Fourth, the record details how reclassifying BIAS as a Title I service would hurt the public interest—particularly in the contexts of the Lifeline program, consumer privacy, and network investment. Without Title II, the Commission’s legal basis for offering Lifeline support for standalone broadband service would weaken substantially. As a result, potentially millions of Americans could lose vital support for internet access, and the Commission would lose its best tool for bridging the digital divide. The loss of Title II would also eliminate the Commission’s strongest authority to protect consumer privacy in the BIAS market. The Commission’s role in this space is particularly important as BIAS providers have the ability to collect and disseminate nearly comprehensive information about their customers. Under Title I, the Commission would have little, if any, authority to promulgate strong rules to protect American privacy. Lastly, the loss of Title II would inflict substantial risk on the internet economy—which the record demonstrates has been thriving under Title II. For the past two years, Title II has promoted innovation at the edge and not harmed network investment. Upending that legal regime would inflict uncertainty on the market and risk chilling online investment for no discernible benefit to the public interest.

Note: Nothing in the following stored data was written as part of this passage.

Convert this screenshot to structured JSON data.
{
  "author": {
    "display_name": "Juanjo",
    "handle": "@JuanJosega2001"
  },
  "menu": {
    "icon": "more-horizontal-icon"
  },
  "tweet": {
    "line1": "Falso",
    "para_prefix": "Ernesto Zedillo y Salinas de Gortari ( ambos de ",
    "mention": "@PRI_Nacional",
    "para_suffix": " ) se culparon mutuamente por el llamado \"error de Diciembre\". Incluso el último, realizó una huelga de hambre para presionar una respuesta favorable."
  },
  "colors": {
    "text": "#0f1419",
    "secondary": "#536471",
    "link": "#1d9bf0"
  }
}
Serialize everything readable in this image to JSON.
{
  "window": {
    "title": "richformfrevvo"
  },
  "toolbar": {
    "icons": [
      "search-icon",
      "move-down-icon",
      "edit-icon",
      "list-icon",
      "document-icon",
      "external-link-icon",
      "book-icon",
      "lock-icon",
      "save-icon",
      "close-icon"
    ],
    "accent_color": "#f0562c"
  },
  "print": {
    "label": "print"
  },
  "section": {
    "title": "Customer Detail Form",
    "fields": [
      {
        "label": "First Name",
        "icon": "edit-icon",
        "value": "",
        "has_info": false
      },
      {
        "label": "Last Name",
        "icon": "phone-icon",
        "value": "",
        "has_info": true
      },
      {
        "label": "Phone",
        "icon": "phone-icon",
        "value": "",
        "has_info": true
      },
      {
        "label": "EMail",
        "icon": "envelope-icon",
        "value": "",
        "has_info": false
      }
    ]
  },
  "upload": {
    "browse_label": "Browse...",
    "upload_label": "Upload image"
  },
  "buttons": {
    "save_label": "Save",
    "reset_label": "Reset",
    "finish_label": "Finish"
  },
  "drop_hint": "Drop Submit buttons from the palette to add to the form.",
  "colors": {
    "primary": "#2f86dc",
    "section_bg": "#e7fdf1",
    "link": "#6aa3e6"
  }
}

Fifth, the record shows that the Commission should preserve its oversight of interconnection agreements. Transit providers and third-party researchers submitted evidence demonstrating that the 2015 Order has deterred the kinds of interconnection congestion that harmed millions of Americans prior to the Order’s enactment. Moreover, the state of New York submitted evidence demonstrating that this congestion was part of a deliberate strategy that BIAS providers developed to extract new fees from interconnecting parties. All of this underscores precisely why the Commission must maintain its authority to adjudicate interconnection disputes and oversee agreements. The comments from several large BIAS providers and their trade associations are inaccurate and misleading and they should carry no weight in the current proceeding. The Commission should retain its authority to protect the American people from interconnection abuse.
Lastly, the record shows that the Commission should continue to enforce regulatory parity between mobile and fixed BIAS providers. The record contains broad support for this parity and makes clear that there is no technical or legal justification for disparate regimes. Broadband internet access is a telecommunications service and mobile BIAS is clearly a common carrier commercial service within the meaning of Section 332 of the Communications Act. In the modern era, mobile BIAS “is interconnected with the public switched network” because the service “gives subscribers the capability to communicate to or receive communication from [all] other users on the public switched network,” a network of networks that today includes the traditional circuit-switched phone networks as well as the IP-switched internet. Finally, the record supports maintaining a reasonable network management exception that is narrowly tailored to technical management to ensure that the open internet rules allow providers to manage their networks for technical considerations, but do not open a loophole that allows business decisions to dictate if and how consumers access various edge content and services online.